The right strategy is a mix, and the mix has to be precise. Every algorithm in this track, value iteration, Q-learning, policy gradient, will resolve the tension in its own way, and a large fraction of the field’s research is about doing it well. The single most important thing to carry out of this lesson is the recognition that exploration versus exploitation is not a side issue; it is the central tension RL exists to navigate.

Where RL shows up

The breadth of applications shows why the foundations are worth learning carefully.
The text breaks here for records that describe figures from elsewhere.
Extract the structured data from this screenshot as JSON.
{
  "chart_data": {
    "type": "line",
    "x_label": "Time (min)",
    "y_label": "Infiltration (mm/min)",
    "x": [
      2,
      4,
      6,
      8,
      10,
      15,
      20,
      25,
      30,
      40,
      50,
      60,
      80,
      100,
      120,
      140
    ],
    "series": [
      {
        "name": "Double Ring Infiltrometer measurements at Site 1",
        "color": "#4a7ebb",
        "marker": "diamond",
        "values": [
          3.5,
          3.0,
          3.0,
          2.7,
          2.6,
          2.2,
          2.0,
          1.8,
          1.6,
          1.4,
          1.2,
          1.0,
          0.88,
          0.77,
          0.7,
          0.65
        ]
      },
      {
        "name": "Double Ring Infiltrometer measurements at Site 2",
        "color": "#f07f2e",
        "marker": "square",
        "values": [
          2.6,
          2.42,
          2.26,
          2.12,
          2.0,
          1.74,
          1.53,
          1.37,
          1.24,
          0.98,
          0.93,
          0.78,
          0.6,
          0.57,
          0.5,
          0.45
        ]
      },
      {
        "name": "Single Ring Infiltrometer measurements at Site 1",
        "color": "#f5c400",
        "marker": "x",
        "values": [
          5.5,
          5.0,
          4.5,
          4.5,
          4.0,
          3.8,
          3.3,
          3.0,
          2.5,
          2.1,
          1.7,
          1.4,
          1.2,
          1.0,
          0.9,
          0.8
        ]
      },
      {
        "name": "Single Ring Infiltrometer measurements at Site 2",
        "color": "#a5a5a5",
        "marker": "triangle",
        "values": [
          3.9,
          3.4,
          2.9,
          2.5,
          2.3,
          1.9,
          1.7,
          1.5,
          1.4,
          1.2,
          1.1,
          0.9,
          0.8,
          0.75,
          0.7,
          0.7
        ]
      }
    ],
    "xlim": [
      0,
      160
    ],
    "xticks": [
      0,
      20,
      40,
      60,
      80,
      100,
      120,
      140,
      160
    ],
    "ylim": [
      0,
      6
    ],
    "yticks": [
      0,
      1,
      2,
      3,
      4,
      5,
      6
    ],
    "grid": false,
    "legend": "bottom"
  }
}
• Games. AlphaGo and AlphaZero (board games), DQN on Atari (video games), modern systems on chess, shogi, StarCraft, Poker. Games are an ideal RL testbed because the reward is clean and the environment is cheap.
• Robotics and control. Learning to walk, manipulate objects, fly. The reward is task success and the cost of moves; the state is sensor readings; the action is a motor command. Real-world friction makes this much harder than games, which is its own area of research.
• Recommendation and personalization. Long-running systems that learn what to show by interacting with users; the reward is engagement or another business metric.
• Resource allocation and scheduling. Routing traffic, scheduling jobs, balancing power loads, anything where you make sequential decisions under uncertainty with a measurable outcome.
• Language models, via RLHF. Modern large language models are pretrained on text and then fine-tuned with reinforcement learning from human feedback (RLHF): humans rate responses, a reward model learns to predict those ratings, and the language model is updated to maximize predicted reward. That treatment, on the alignment side, lives in Track 5’s RLHF-and-DPO lesson; this track teaches the RL mechanics underneath (reward, expected return, policy gradient), which lesson 10 will tie back to RLHF explicitly.

The thread tying these together is the same setup: an agent making decisions over time in an environment that gives back rewards. Once you have the framework, you have a vocabulary for thinking about all of them.

Common pitfalls

• Treating RL as supervised learning with hidden labels. It is not. There is no “right answer” per state, only feedback on the actions tried. The algorithms that work assume this from the start.
• Thinking RL is only for games. Games are the cleanest demo. The framework is general; recommendation, robotics, control, and language alignment are all real applications.
• Mistaking the reward for an objective property of the world. Reward is a signal you design to express what you want. Bad reward design (rewards a robot for “moving fast” without penalizing crashes) produces agents that game the reward. Reward shaping is a serious engineering concern; the track will return to it.
• Equating exploration with randomness. Random action is one form of exploration, but the principled methods (covered later in the track) target uncertainty, picking actions whose values you most need to learn, not actions that are merely unpredictable.
• Underestimating the data-distribution shift. Because the data depends on the policy, supervised-learning intuitions about stable training datasets do not transfer. Algorithms in the track explicitly handle this.

What you should remember

• Reinforcement learning is a third paradigm, sitting beside supervised and unsupervised learning, the one where an agent learns from interaction with consequences (no labels, only reward).
• The whole field is built on the agent-environment-reward loop: at each step the agent observes a state, takes an action, and receives a reward and a next state, choosing actions according to a policy to maximize total reward over time.
• RL is genuinely harder than supervised learning because there is no oracle action, rewards can be delayed (the credit-assignment problem), and the data distribution depends on the agent’s policy (it shifts as the agent learns).
• The central tension every RL method addresses is exploration vs exploitation: exploit what looks good now, explore what you have not tried enough to know, in some principled mix. This is the through-line of the track.
• RL underlies real systems from board games and Atari (AlphaGo, DQN) to robotics to recommendation to RLHF behind modern LLMs (lesson 10 will close that loop). The foundations here are what all of them assume.